Stando così le cose, se nei momenti di pericolo o di grande stress la prima risposta che tiriamo fuori potrebbe essere istintivamente “feroce”, si potrebbe pensare che la nostra essenza sia sostanzialmente “cattiva”, se non malvagia, per niente altruistica, piuttosto egoistica: un sostegno a tutte le teorie che vedono l’uomo come un essere fondamentalmente individualistico e asociale, un animale evoluto, ma pur sempre “animalesco”, dotato sì di ragione, ma vista come sterile e freddo razionalismo; un essere pur sempre incapace di liberarsi della sua parte istintuale, ammesso che questa cosa sia proponibile.
A questo punto, potremmo anche pensare che tutto il bene e la creatività messa in campo dall’uomo siano essenzialmente finzioni, una mera affermazione di potenza, di abilità, di sostanziale e individualistica asserzione che “essere” sia bastante, senza alcun bisogno di un fine più elevato di equilibrio interiore ed esteriore, personale e sociale, intimo e universale, senza alcuna concezione che “essere”, per essere veramente tale, possa e debba essere tutto e tutti, in piena e consapevole responsabilità.
Il cosiddetto “stato di natura”, una concezione tanto in voga nella modernità, è contraddetto dallo stesso “contratto sociale” cui si è dovuti ricorrere per giustificare le azioni costruttive dell’uomo, nonostante il presunto egoismo dello stato di natura.
A ben vedere, tutte le tendenze volte alla consapevolezza, alla scoperta di un più alto punto di vista, di una migliore contemplazione da cui comprendere tutto, sono proprie della filosofia e della religione: l’uomo non è solo un “homo sapiens”, un “animale sociale”, un essere culturale e politico, ma è anche un essere filosofante e religioso.

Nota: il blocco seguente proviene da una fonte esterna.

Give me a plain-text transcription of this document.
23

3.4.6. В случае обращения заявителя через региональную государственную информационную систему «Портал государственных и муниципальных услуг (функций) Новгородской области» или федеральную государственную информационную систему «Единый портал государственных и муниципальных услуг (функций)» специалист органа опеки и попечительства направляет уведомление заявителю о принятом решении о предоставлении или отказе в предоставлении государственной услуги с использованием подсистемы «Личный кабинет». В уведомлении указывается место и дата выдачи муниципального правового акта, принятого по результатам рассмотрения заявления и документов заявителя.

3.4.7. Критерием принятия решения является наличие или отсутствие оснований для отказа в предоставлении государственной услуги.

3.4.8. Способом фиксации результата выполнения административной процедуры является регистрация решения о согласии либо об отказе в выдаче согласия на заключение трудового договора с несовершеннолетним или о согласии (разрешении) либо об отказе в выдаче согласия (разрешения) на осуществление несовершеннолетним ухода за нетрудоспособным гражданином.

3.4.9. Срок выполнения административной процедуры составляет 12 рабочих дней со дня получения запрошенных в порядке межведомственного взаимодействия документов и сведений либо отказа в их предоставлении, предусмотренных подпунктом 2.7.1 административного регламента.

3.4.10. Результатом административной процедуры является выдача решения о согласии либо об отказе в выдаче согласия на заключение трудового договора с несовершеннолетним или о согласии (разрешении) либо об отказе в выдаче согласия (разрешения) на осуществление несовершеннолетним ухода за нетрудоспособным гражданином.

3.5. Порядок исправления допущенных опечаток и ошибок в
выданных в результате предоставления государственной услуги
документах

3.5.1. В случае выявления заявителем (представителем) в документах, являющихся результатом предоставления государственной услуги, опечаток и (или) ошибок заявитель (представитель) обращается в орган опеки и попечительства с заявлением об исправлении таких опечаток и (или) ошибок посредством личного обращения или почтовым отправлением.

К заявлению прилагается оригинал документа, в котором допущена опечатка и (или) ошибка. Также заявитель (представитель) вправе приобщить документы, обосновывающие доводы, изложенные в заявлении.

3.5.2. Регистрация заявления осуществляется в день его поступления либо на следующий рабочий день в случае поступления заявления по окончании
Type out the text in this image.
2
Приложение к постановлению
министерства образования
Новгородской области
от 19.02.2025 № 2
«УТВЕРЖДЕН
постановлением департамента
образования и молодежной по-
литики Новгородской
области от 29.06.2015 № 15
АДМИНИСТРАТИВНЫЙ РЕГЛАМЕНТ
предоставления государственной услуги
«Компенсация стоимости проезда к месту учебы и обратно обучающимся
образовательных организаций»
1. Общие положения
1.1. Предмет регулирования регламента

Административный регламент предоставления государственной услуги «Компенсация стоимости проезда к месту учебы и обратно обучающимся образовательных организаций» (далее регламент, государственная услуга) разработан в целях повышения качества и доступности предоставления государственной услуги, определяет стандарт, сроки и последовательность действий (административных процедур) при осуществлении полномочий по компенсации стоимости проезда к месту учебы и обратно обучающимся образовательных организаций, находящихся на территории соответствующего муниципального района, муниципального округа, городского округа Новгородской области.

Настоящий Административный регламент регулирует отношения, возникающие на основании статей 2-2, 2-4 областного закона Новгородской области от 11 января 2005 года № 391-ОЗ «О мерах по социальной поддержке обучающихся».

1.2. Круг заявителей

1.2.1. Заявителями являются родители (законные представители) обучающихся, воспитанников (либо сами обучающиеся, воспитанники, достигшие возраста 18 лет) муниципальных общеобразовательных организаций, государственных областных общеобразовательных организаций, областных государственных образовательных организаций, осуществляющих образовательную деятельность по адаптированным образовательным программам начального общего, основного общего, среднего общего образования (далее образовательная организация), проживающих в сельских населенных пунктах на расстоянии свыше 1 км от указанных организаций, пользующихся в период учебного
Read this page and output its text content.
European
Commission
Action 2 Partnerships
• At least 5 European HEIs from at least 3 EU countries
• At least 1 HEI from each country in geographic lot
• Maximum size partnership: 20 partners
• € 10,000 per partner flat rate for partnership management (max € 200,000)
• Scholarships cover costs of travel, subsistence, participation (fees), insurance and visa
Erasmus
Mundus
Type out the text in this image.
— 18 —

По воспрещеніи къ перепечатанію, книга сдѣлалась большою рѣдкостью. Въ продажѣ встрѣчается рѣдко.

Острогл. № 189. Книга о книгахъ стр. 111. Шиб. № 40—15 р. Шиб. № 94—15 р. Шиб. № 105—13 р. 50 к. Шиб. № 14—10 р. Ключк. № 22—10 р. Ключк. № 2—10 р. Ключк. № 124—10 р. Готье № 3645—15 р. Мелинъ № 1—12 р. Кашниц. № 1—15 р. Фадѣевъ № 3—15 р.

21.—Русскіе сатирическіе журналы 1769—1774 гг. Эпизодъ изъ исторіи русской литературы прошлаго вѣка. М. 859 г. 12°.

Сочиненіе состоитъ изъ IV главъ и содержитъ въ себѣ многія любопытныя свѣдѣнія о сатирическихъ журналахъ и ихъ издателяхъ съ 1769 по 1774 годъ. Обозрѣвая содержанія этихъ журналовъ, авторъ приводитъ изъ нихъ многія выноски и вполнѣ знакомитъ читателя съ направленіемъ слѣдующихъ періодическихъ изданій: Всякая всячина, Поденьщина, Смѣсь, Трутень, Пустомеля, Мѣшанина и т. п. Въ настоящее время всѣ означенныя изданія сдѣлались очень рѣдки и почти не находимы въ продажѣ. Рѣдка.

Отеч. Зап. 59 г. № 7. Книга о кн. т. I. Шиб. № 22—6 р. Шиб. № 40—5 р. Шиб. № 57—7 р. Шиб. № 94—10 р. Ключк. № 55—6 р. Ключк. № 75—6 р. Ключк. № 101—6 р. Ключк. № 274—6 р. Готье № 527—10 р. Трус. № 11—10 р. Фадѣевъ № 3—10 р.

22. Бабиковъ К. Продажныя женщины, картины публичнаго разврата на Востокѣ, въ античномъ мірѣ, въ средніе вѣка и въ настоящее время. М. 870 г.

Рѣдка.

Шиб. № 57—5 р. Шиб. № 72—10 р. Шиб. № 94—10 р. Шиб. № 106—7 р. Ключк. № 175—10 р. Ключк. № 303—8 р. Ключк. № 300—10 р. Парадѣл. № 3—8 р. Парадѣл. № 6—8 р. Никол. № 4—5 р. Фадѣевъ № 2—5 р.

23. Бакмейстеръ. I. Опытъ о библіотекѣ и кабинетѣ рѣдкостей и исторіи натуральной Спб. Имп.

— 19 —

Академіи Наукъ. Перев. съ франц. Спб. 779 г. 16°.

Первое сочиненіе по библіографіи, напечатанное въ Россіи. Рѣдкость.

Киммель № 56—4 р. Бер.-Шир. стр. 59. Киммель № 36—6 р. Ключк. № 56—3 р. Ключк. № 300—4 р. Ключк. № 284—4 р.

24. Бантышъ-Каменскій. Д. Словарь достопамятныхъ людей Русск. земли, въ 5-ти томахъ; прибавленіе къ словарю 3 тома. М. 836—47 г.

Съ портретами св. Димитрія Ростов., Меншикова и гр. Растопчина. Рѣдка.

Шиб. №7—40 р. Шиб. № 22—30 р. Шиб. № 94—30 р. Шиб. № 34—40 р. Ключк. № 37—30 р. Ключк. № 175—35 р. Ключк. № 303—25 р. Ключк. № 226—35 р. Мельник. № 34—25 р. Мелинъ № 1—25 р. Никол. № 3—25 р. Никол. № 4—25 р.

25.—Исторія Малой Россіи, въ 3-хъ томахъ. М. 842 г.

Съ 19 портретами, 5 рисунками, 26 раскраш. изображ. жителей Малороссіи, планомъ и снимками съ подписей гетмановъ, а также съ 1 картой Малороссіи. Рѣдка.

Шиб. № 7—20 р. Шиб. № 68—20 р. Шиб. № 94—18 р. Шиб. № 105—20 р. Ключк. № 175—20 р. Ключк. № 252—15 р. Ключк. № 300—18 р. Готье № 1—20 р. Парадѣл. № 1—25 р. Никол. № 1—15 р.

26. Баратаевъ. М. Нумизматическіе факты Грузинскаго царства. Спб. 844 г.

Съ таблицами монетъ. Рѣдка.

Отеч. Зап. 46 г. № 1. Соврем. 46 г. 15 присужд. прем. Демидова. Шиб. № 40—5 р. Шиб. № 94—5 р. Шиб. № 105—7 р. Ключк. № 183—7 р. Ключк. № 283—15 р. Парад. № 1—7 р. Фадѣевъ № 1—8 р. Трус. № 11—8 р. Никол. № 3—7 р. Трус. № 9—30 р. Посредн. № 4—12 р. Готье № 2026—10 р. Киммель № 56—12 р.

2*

Anche quando non si concepiscono come necessarie tutte le tendenze in tutte le direzioni qui espresse, l’uomo ha comunque creato una visione in cui tali aspirazioni possano essere compatibili fra loro, in cui il loro esercizio o non esercizio sia libero e non impedisca l’espletamento di qualsiasi predilezione da parte di ognuno in merito: questa visione si può riconoscere nei 30 diritti dell’uomo, che diventano pertanto, pragmaticamente, il punto più alto da cui gestire le faccende umane.
Dalla loro esistenza, datata 1948, i diritti dell’uomo sono di fatto diventati il programma politico più alto e necessario, ma evidentemente troppi interessi contrari e troppe concezioni politiche al servizio di tali interessi impediscono una loro possibile attuazione.
Spero che la breve, ma densa sintesi di concetti appena espressa possa far riflettere sulle questioni fondamentali che il cosiddetto “progresso” umano sta violando.
Il fatto che la storia sembri andare verso l’istituzione di quella che chiamo “tecno-distopia di controllo globale a carattere transumano”, dovrebbe spronarci a riconquistare la necessaria libertà di pensiero e del nostro essere, in modo da esprimerla politicamente prima che sia troppo tardi.